Beyond – Compagnie Circa
La dernière fois que j’avais croisé le chemin de Circa, troupe australienne et circassienne d’excellence, c’était il y a plus de quatre ans pour Wunderkammer. L’ambiance cabaret se voulait séduisante et la technique était là, mais le ton un peu froid et torturé m’avait laissée dubitative. Beyond, autre spectacle de la troupe qui a beaucoup tourné en France cet automne, est d’une autre trempe. On y retrouve aussi les codes du cabaret – rideau rouge et dentelle – et les numéros de voltige de haute volée. Mais l’ambiance est tout autre : décalée, drôle, rêveuse, nonchalante un peu, poétique beaucoup. Et une bande-son succulente. De quoi se laisser séduire par cette troupe qui se révèle attachante.
En français, Beyond peut se traduire par “Au-delà des frontières”. Frontière entre l’être humain et l’animal, entre la raison et la folie, entre la réalité et le rêve. À vrai dire, cette ligne conductrice ne convainc pas vraiment. Bien sûr, il y a un lapin géant qui intervient dans un numéro, et qui nous fait bien penser que la réalité de Circa n’est pas tout à fait la même que la nôtre. Mais peut-on vraiment parler de réflexion sur les frontières floues des genres ? Pas vraiment. D’autant plus que la forme du spectacle reste relativement traditionnelle, avec des numéros qui s’enchaînent, un parti-pris d’ailleurs totalement assumé. Mais finalement, l’essentiel n’est pas là. Beyond se déguste autrement, plus simplement peut-être, mais d’une façon qui n’en est pas moins enthousiasmante.

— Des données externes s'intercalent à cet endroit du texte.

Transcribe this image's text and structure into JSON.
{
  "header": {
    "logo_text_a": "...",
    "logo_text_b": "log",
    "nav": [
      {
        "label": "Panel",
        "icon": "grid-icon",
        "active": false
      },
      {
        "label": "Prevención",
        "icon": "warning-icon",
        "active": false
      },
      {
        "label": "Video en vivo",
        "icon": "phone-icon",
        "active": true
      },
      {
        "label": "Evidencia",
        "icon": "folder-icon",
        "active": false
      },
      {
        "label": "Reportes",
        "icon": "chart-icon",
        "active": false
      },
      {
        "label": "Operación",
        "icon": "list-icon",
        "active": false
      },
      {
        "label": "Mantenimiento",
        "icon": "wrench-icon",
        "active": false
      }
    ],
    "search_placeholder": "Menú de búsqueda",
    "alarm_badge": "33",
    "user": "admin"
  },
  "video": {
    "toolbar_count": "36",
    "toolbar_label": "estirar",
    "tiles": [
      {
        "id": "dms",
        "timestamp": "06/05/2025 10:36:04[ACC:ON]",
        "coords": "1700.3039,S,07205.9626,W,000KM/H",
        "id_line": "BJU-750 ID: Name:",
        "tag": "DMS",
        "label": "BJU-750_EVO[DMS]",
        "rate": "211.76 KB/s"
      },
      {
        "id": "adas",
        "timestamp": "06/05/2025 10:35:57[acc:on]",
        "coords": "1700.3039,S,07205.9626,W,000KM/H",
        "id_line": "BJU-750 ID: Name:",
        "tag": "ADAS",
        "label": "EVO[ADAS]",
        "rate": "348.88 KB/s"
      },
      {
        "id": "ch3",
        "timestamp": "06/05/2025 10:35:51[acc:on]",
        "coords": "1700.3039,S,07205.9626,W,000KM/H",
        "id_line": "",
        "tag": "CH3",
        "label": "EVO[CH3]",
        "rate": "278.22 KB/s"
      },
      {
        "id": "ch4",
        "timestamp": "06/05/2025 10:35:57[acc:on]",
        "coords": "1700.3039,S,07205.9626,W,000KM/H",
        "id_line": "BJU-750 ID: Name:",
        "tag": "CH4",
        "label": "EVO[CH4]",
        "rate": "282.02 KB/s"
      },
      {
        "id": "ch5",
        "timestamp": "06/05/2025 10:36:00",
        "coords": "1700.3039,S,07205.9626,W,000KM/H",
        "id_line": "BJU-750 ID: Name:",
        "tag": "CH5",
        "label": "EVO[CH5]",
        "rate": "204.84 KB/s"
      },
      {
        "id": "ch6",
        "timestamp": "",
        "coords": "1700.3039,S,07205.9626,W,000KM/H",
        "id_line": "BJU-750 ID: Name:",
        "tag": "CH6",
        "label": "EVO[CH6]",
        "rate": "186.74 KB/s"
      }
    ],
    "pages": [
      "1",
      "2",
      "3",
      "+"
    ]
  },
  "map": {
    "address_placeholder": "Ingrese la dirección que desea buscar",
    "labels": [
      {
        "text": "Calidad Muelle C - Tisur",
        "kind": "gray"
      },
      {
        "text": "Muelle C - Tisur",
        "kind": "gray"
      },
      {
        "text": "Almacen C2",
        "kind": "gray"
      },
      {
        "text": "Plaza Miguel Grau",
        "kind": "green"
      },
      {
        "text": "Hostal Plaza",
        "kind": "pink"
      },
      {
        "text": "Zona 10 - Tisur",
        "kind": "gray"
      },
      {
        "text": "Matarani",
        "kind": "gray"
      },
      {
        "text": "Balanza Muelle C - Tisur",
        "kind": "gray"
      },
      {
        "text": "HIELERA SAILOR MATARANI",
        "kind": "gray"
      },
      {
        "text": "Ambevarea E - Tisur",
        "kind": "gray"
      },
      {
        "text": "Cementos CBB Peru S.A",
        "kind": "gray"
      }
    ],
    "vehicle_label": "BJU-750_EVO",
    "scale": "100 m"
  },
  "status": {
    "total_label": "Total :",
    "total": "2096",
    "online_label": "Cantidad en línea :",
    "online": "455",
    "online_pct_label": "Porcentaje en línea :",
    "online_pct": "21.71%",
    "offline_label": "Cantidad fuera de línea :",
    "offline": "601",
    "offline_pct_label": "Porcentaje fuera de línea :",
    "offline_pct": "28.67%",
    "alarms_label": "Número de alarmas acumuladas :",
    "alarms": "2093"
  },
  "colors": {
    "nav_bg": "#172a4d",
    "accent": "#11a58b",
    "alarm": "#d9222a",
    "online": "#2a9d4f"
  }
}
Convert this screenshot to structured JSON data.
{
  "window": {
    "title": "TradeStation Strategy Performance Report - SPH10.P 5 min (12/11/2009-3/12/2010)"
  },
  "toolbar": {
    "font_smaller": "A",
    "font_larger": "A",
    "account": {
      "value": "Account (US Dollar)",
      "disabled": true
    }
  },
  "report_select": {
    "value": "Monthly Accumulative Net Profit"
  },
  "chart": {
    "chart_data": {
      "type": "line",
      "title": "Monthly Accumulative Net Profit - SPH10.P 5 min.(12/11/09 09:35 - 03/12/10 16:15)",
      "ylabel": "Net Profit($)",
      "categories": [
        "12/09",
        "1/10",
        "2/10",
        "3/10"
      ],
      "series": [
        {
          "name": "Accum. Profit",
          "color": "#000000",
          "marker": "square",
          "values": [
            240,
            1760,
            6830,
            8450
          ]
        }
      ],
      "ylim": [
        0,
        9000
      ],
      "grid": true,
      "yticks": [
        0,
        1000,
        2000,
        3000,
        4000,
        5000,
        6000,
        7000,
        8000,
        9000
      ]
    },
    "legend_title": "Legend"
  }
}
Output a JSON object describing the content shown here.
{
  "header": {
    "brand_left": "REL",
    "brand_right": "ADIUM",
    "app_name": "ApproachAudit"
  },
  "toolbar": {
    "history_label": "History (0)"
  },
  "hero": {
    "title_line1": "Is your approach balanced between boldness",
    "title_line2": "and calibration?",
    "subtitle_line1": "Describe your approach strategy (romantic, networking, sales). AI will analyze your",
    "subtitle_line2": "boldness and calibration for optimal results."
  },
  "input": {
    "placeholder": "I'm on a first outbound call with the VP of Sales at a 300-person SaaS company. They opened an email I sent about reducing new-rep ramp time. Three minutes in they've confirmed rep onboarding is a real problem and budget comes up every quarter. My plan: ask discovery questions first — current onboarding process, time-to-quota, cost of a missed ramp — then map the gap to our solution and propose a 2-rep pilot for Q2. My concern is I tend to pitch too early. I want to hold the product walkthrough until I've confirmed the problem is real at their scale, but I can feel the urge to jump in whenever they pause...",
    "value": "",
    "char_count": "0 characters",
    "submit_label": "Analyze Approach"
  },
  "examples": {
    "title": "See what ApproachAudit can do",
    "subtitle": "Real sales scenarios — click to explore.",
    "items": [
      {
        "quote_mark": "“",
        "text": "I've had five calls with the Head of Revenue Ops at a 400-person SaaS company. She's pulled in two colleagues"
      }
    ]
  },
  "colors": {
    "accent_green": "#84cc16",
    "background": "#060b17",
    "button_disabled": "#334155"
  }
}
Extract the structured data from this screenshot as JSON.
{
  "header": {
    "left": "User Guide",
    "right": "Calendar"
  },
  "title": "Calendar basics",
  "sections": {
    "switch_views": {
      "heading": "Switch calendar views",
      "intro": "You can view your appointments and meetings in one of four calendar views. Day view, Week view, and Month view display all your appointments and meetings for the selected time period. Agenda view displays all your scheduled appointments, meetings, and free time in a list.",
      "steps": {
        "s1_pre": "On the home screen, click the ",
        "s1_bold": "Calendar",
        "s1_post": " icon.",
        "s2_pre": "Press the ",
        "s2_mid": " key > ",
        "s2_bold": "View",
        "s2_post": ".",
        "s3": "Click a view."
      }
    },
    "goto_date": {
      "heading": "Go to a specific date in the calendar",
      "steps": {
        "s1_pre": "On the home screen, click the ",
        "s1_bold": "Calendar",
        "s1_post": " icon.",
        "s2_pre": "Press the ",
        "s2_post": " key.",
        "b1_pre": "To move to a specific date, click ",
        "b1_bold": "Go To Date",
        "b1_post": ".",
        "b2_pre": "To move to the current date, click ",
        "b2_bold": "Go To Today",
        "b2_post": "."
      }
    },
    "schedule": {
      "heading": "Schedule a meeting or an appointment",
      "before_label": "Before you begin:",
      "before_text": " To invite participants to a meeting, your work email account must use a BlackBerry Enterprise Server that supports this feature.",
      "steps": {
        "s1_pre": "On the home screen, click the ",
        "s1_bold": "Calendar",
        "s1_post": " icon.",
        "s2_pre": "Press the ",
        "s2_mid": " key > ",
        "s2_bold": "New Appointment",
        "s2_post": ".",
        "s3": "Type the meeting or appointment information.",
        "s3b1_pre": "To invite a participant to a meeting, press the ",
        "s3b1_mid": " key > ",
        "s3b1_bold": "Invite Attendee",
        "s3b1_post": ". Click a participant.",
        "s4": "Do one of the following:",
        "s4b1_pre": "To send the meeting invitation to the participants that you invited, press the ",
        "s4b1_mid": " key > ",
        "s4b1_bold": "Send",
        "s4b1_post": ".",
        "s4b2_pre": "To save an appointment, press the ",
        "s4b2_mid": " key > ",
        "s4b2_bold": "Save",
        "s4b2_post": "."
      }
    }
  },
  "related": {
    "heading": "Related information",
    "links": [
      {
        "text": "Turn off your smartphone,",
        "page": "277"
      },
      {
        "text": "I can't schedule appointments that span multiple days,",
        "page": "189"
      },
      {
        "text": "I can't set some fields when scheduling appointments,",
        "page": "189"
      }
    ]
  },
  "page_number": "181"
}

Trapèze, mât chinois, contorsions… Toutes les disciplines de l’acrobatie circassienne y passent, portées par des interprètes virtuoses à qui rien ne semble impossible. Même si chacun, bien sûr, exécute son numéro avec un air nonchalant, l’air de dire “Oh mais moi, vous savez, la gravité, elle m’importe peu“. Le twist arrive par petite touche de surprise, aussi bien par une femme qui joue le rôle de porteuse pour un homme (combinaison que l’on voit peu, sinon jamais) que par l’apparition d’un ours en peluche gigantesque qui prend la place d’un contorsionniste. Il y a quelques plumes, un gentil jeu sadomaso. Et le charme du surréalisme arrive sans que l’on y prenne garde, sans s’être annoncé, mais parsemant le spectacle de paillettes et de magie. Beyond fait sourire, puis intrigue, surprend, amuse et émeut, pour nous re-déposer doucement dans la réalité avec malice.
Beyond de Yaron Lifschitz et Circa, par la compagnie Circa, au Radiant-Bellevue. Avec Jessica Connell, Timothy Fyffe, Rowan Heydon-White, Conor Neall, Kathryn O’Keeffe, Seppe Van Looveren et Billie Wilson-Coffey. Mardi 24 janvier 2017.